Due to popular demand, I’m writing some articles over the next few weeks on assertiveness, confidence and self-esteem. This one is concerned with the art of being assertive without becoming aggressive. From my experience, the majority of people who want to be more assertive are scared to do so because they do not want to come across as aggressive. The most important thing to remember if you feel like this is that you are actually a really nice person and it’s really unlikely that some aggressive side of your character is going to appear. If you weren’t nice, you wouldn’t be bothered whether people took you as aggressive or not.
Below are 10 tips that can help you be more assertive:
- Meet the person at their level – standing, sitting etc.
- Speak at a similar volume to the other person, if you are trying to make a point, then it is ok to speak slightly louder – just don’t overdo it. If you are both shouting then it’s probably not going to be a great conversation – postpone it until you have both calmed down.
- If you are not clear about what you want to say or achieve by this conversation then politely request it be undertaken at a later time or date.
- If you can, spend some time thinking about a positive outcome for you both, before you meet with the person. Otherwise use no.3 above and use the time in between to do this. It is important not to spend too long thinking about all the possible outcomes, simply be open to the possibility of a positive outcome for both parties.

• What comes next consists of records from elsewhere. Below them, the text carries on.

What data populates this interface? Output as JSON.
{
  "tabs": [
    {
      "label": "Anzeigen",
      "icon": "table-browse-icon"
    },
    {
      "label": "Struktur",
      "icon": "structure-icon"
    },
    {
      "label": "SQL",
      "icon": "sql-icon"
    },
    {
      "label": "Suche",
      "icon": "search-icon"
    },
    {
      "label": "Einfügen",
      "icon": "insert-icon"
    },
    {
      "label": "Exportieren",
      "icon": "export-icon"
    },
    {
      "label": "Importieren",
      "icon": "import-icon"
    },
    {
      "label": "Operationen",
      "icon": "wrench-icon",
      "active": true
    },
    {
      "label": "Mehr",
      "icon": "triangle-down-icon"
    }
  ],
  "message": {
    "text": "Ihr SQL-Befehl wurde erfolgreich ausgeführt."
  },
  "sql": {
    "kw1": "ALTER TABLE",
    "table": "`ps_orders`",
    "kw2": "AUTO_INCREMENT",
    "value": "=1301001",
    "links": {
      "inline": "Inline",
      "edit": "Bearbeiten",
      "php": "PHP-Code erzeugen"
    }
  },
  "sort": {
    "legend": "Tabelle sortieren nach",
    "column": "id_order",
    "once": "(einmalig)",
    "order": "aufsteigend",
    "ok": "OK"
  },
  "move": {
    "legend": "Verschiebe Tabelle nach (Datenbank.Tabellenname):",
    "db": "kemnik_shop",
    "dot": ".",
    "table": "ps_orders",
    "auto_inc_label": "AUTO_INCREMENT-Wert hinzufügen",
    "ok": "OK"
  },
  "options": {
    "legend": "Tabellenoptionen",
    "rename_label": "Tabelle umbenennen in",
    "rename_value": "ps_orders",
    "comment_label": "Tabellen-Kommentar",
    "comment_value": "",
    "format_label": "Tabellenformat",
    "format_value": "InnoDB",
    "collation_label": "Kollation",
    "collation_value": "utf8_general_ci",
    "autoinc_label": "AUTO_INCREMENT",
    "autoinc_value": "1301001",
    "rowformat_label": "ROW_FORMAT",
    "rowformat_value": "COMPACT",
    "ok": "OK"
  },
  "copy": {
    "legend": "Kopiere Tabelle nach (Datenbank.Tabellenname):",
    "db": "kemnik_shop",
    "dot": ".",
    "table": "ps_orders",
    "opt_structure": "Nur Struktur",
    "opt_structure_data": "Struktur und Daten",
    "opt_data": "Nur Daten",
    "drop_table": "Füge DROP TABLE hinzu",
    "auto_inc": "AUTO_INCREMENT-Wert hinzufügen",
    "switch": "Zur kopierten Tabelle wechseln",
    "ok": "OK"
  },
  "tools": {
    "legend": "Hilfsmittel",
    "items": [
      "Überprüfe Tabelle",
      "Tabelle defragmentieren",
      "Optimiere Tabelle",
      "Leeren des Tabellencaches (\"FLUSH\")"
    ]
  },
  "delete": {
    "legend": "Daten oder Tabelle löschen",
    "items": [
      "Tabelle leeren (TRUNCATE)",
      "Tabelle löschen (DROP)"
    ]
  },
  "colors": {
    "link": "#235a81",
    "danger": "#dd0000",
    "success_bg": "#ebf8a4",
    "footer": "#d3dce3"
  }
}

- If you need some extra confidence, then think about your body language: steepling is a great way to feel confident… press only the tips of your fingers together in a kind of prayer position – thumb to thumb, index finger to index finger etc. There are other variations of this that you will easily find in a google search.
- Feelings are really important – most people are capable of spotting when they are beginning to feel angry, so be aware of how you are feeling. If you notice yourself becoming angry, aggressive or even despondent, then remember you have the option to stop the conversation and continue at another time. Sometimes the clue is that your words don’t come out easily – like there is something stopping you explain yourself clearly. If you can relax and continue then that’s fantastic.
- Saying No – if you are asked to do something that is in the future, a quick way to know your true answer is to consider what you would say if it was happening now (supposing you have the time free). For other questions or requests, remember that there is no benefit in doing something for someone if you do not have the time or skills to complete it. People respect you far more for saying a polite “I’d love to help you but I really don’t have time right now, if I get done here I’ll come and help”, than they do if you say Yes all the time and then don’t have time to deliver on your promises. Remember that people take the line of least resistance, if they find someone who will always say yes, then that person goes top of the list for everything. Think of people you know who do that and then consider what your feelings about them are… Do you want people to think that way of you?
- Find someone who you see as Assertive and then begin to think about what it is they do that makes them come across as assertive. How do they sound, what do they say, how do they stand, etc. If appropriate, ask them what they think about it.
- Start small and gain experience – maybe you could simply ask someone who you would not normally if they can get you a coffee from the machine etc. Small triumphs along the way are really helpful, especially if you don’t want to jump in at the deep end and go and ask your boss for a raise just yet!
- Celebrate how far you have come – becoming assertive takes time and balance, so celebrate the achievements and the journey you have undertaken to date. Continue this process and don’t be afraid to make mistakes – if necessary you can apologise! Often the truth will help you gain the person’s trust and respect, so tell them you are learning to be assertive and any feedback is much appreciated – good or bad. You may even find you make allies in people you wouldn’t have normally turned to for help.
Ultimately, this takes time, as does any process of change. I have seen and helped many people become more assertive and find the courage to say no, when appropriate. It’s worth the hard work to feel happier about yourself and know that you can meet any situation with the right balance of assertiveness and confidence.